OpenBLAS For multithreaded GEMM in OpenBLAS, do I need to call API in the program to ensure thread affinity?

Feb 15 '22 13:02 AnonymousYWL

openblas_set_num_threads()

Has this API ensured thread affinity?

Feb 15 '22 13:02 AnonymousYWL

Nope, it is not assured. Once the affinity code sets main thread's mask to one CPU that has no way out of that core including child processes. That is also described from other point of view in Makefile.rule. Please check this https://www.postgresql.org/message-id/[email protected] for some options to tweak to get (10x)closer to affined threading without abovementioned dangers. By default threads with heavy CPU usage is supposed to stay on different CPUs. With numbers identical they sort of do so. Please measure your ways around the tweaks.
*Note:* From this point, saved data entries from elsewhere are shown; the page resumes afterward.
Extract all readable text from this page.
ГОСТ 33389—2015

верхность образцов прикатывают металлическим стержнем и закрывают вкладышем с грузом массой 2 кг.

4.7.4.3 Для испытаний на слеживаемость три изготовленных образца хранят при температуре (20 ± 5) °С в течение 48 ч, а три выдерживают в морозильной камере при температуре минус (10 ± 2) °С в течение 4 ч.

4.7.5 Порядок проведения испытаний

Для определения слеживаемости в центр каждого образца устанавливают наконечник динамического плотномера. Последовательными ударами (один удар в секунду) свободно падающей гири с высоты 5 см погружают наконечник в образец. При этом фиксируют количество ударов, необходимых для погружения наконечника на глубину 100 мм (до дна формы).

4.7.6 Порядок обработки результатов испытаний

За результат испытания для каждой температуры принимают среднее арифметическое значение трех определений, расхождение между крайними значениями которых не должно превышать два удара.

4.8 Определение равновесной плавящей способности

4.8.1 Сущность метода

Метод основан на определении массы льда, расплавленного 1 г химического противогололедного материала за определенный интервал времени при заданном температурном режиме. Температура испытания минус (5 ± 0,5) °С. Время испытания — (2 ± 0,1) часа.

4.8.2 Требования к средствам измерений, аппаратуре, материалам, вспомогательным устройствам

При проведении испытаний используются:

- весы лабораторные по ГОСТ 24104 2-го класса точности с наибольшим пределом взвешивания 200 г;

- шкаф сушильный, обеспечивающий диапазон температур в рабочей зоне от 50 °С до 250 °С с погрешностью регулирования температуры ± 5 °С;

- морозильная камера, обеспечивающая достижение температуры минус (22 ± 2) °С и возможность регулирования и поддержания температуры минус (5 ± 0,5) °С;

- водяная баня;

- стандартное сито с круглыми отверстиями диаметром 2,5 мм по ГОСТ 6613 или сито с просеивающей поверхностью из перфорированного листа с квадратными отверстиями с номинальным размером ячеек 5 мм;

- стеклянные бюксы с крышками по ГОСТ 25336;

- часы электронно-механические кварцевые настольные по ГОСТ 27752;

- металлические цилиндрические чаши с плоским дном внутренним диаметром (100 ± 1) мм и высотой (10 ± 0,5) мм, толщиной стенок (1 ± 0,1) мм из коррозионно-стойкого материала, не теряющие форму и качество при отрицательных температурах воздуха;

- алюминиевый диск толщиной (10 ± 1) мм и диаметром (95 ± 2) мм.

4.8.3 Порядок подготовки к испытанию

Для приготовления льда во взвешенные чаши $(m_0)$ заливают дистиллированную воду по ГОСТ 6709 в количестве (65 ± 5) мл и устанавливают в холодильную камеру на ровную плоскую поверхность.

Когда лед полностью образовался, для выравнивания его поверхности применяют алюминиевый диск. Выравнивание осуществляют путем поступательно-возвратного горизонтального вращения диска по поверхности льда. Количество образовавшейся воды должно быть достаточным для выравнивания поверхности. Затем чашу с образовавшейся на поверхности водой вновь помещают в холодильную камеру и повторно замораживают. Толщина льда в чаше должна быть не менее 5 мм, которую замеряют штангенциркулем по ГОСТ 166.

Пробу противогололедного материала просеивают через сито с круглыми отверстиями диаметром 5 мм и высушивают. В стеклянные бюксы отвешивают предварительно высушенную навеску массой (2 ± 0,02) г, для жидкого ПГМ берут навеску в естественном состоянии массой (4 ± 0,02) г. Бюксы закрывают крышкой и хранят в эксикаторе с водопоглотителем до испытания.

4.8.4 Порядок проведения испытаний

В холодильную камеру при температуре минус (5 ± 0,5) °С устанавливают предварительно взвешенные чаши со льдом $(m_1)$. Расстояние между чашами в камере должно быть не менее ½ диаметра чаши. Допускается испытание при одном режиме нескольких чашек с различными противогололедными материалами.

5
Suspecting you actually suspect some fishy performance do following measurements of wall time spent:

one threaded call
A call limited to one NUMA node (if you have server CPU or multiple)
all-threaded call
all-threaded call with tweaks applied

They shall get faster in that order.

If not - you can try drilling down your code's heaviest parts from openblas with perf record ; perf report that is profiler that does not need compiled-in instrumentation. Then rinse and repeat with "reduced sample" - if yo find regression it is very easy to understand here.

Feb 15 '22 14:02 brada4

@AnonymousYWL any update on your side?

Feb 18 '22 15:02 brada4

No, thanks for your reply.

Feb 19 '22 03:02 AnonymousYWL